Keir Starmer’s party only increased its vote share by a few percentage points from its dismal 2019 showing, even though it may end up with almost twice as many seats. Starmer won a smaller vote share than his predecessor Jeremy Corbyn did in 2017, an election that Labour also lost. It was helped in seat after seat by a strong showing from populists Reform UK, who tore votes away from the Conservatives.
Those stats highlight the oddities of Britain’s first-past-the-post voting system, but also the dangers facing Starmer. He will govern with a powerful majority in parliament, but the public coalition he has built will not afford him a long honeymoon period.
He will be opposed by the Conservatives, but also by Reform, which challenged Labour candidates in several seats around the country. And a throng of left-wing support will also attempt to detract attention from Starmer; his predecessor Corbyn, who had been expelled by the party, won as an independent in Islington North and will become the face of that opposition.
Starmer was far more popular than Sunak, opinion polls showed, but he has never enjoyed the healthy approval ratings that Blair and Boris Johnson once did, lacking the natural charisma or campaigning prowess of those leaders.
“Election victories don’t fall from the sky. They’re hard won, and hard fought for,” he acknowledged in his victory speech. Starmer has promised “a decade of national renewal,” a pledge that nods to the deep-seated problems in Britain’s public services but also the lengthy stint he intends to spend in government. Whether or not he completes that goal could depend heavily on the early impression he leaves on the public as Prime Minister.
A devastating Conservative defeat
Unlike Labour’s victory, there are no two sides to the Conservatives’ performance. This was a woeful showing, after a dreadful campaign, and it has consigned the Tories not just to opposition but on the cusp on irrelevance.
Senior Conservatives fell like dominoes in seat after seat; the party was decimated by Labour and Reform in the so-called Red Wall swathe of battleground seats across North England and the Midlands, and by the Liberal Democrats in affluent areas in southern England that it had previously controlled for decades.
And a line of high-profile figures – the faces of a 14-year era of power – stunningly lost their seats. Penny Mourdant, Jacob Rees-Mogg, Robert Buckland, Alex Chalk and others were dumped from power. The outgoing chancellor, Jeremy Hunt, narrowly clung on.
And the most sensational defeat was saved until last: shortly after 6 a.m., in one of the final seats to declare, former Prime Minister Liz Truss lost her previously ultra-safe seat.
She refused to speak after her defeat, leaving the stage with her fellow candidates instead, attempting to retain a steely look on her face.
“I’m sorry,” Sunak told activists and voters after winning his count.

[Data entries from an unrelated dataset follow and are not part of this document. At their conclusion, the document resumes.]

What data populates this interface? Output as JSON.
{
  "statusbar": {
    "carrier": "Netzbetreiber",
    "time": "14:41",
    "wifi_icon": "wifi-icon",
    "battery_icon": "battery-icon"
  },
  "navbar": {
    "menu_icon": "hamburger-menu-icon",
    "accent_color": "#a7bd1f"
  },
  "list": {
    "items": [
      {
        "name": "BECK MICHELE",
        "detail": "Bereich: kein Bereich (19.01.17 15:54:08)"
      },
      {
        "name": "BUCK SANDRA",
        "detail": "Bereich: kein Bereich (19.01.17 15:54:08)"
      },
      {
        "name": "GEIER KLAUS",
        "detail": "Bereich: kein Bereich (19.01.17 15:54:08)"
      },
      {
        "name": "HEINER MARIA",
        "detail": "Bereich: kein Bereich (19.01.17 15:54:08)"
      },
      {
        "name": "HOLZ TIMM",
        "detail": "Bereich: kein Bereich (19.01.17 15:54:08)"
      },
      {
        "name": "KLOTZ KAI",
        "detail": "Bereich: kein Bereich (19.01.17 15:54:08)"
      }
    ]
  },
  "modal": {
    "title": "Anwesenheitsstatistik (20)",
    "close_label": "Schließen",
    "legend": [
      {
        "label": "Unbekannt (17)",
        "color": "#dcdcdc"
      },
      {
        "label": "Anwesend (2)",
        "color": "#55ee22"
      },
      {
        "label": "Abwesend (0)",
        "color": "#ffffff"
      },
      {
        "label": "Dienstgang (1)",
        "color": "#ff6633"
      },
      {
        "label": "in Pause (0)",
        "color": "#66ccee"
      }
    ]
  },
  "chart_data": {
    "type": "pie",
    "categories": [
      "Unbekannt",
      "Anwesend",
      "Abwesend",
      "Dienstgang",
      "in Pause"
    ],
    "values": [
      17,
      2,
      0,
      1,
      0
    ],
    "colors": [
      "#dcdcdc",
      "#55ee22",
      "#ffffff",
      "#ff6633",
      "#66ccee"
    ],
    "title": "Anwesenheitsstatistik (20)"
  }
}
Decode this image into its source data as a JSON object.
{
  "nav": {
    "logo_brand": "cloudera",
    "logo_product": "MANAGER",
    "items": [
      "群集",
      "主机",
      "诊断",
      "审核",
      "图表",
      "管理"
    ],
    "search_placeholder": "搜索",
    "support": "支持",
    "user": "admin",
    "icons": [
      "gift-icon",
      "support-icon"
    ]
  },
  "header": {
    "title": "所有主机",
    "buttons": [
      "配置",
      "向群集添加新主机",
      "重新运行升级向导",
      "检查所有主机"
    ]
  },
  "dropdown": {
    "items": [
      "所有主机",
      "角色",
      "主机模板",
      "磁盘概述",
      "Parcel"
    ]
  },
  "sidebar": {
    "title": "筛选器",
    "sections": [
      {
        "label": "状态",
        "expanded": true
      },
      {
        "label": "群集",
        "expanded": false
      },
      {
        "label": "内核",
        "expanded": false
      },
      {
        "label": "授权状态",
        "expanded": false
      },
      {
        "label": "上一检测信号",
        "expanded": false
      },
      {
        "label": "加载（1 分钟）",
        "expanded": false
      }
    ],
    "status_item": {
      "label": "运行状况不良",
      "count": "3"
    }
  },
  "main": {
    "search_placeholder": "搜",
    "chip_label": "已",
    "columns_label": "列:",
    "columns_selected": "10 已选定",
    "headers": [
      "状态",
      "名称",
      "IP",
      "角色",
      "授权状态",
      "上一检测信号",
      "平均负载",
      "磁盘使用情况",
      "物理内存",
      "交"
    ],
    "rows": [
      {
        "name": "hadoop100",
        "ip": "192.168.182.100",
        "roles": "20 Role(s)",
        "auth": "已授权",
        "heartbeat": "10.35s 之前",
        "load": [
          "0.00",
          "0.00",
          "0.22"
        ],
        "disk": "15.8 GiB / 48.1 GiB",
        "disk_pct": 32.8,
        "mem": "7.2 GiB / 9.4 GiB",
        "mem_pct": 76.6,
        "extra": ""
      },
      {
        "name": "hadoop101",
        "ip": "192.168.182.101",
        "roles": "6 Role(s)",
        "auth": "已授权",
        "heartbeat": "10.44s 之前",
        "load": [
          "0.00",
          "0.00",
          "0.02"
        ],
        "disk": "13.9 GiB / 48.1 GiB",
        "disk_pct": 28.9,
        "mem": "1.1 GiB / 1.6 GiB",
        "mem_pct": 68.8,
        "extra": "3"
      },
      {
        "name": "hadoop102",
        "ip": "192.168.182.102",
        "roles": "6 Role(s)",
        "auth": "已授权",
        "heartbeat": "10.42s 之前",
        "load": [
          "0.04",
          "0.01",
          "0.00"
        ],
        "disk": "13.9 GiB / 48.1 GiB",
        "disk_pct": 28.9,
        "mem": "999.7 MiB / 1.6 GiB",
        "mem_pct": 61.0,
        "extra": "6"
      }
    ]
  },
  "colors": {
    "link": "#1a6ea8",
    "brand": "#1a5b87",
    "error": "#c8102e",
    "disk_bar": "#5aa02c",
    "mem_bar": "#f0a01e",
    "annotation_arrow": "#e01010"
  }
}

There was not much more he could say.
Before this election, only three Cabinet ministers had lost their seat this century, and all were Lib Dems serving in coalition with the Conservatives.
It opened up a furious and bitter backlash within the party about what went wrong. “Our renewal as a party and a country will not be achieved by us talking to an ever-smaller slice of ourselves, but by being guided by the people of this country,” Mordaunt said after losing her seat, implicitly taking aim at the populist wing of the party, which has recently sought to pull it towards the right on issues such as migration.
Buckland was blunter. “I’m fed up with performance art politics,” Buckland told the BBC. “I’ve watched colleagues in the Conservative Party strike poses, write inflammatory op-eds and say stupid things they have no evidence for instead of concentrating on doing the job that they were elected to do.
“I think we’ve seen in this election astonishing ill-discipline within the party,” he added.